The Australian dollar fell heavily overnight as the greenback found some buyers

Photo by Mario Tama/Getty Images

The Australian dollar fell heavily overnight, weighed down by a resurgent greenback following a raft of strong US economic data.

Here’s the scoreboard as at 7am AEST.

AUD/USD 0.7899 , -0.0048 , -0.60%
AUD/JPY 87.07 , -0.14 , -0.16%
AUD/CNH 5.2118 , -0.0388 , -0.74%
AUD/EUR 0.6648 , 0.0011 , 0.17%
AUD/GBP 0.6112 , -0.0038 , -0.62%
AUD/NZD 1.0971 , 0.0023 , 0.21%
AUD/CAD 0.9967 , 0.0023 , 0.23%

After threatening to break above the 80 cent level in Asia following the release of Australian building approvals and construction spending figures which both beat expectation, the AUD/USD gave back all those gains and more in overnight trade as the US dollar strengthened.

The catalyst for the greenback’s gains was the release of strong US economic data during the session.
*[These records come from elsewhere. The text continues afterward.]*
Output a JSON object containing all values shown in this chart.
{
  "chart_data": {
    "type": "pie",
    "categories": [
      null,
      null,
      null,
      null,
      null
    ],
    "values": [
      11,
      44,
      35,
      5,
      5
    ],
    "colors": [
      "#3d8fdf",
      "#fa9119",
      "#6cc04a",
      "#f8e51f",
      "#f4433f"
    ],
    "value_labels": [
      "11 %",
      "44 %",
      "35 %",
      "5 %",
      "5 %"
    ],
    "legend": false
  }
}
US Q2 GDP was revised up to a seasonally adjusted annual rate of 3.0%, exceeding expectations for a smaller increase of 2.7%, with consumer and business spending both coming in stronger than what was previously reported.

Ahead of this Friday’s US non-farm payrolls report, there was also good news on the labour market front with the ADP National Employment Report showing an increase in private-sector payrolls of 237,000 during August, easing surpassing forecasts for a smaller gain of 183,000.

It was the strongest increase in hiring reported in five months.

The strong data, assisted by stretched short positioning and renewed chatter than the European Central Bank may act to talk down the euro after its recent surge, also helped to underpin the US dollar’s rally.

As the largest component in the US dollar index, any weakness in the euro tends to see the USD strengthen against most major currency pairs, including the Australian dollar.

As a result, the AUD/USD fell to as low as .7888 before eventually closing the session at .7904.

AUD/USD Hourly Chart

There was little market reaction to a speech from Donald Trump on tax reform that delivered little in the way of new information. Nor did the markets react much to this tweet from Trump earlier in the session in relation to North Korea.

In what was a rarity, at least in recent months, traders saw little reason to sell the US dollar on Wednesday.

Whether that trend continues will likely be determined by the steady flow of economic data scheduled for release on Thursday.

In Australia, markets will receive another input into next week’s Q2 GDP release with private business capital expenditure figures out at 11.30am AEST.

This 10-second guide has further information on what to look out for if you’re trading around the release.

The Reserve Bank of Australia will also release private sector credit figures for July with most interest likely to fall on the split between owner-occupier and investor housing credit growth. It too will be released at 11.30am AEST.

Before those events arrive, China will also release manufacturing, non-manufacturing and steel industry purchasing managers indices (PMIs) at 11am AEST.

Later in the session, data highlights include German retail sales and unemployment figures, eurozone CPI and unemployment, Italian CPI, Canadian GDP and personal consumption and income figures from the US, including all-important core PCE inflation for July, the US Fed’s preferred measure on gauging price pressures.

A modest increase of 0.1% is expected.

Weekly jobless claims and the Chicago PMI will also be released in the US.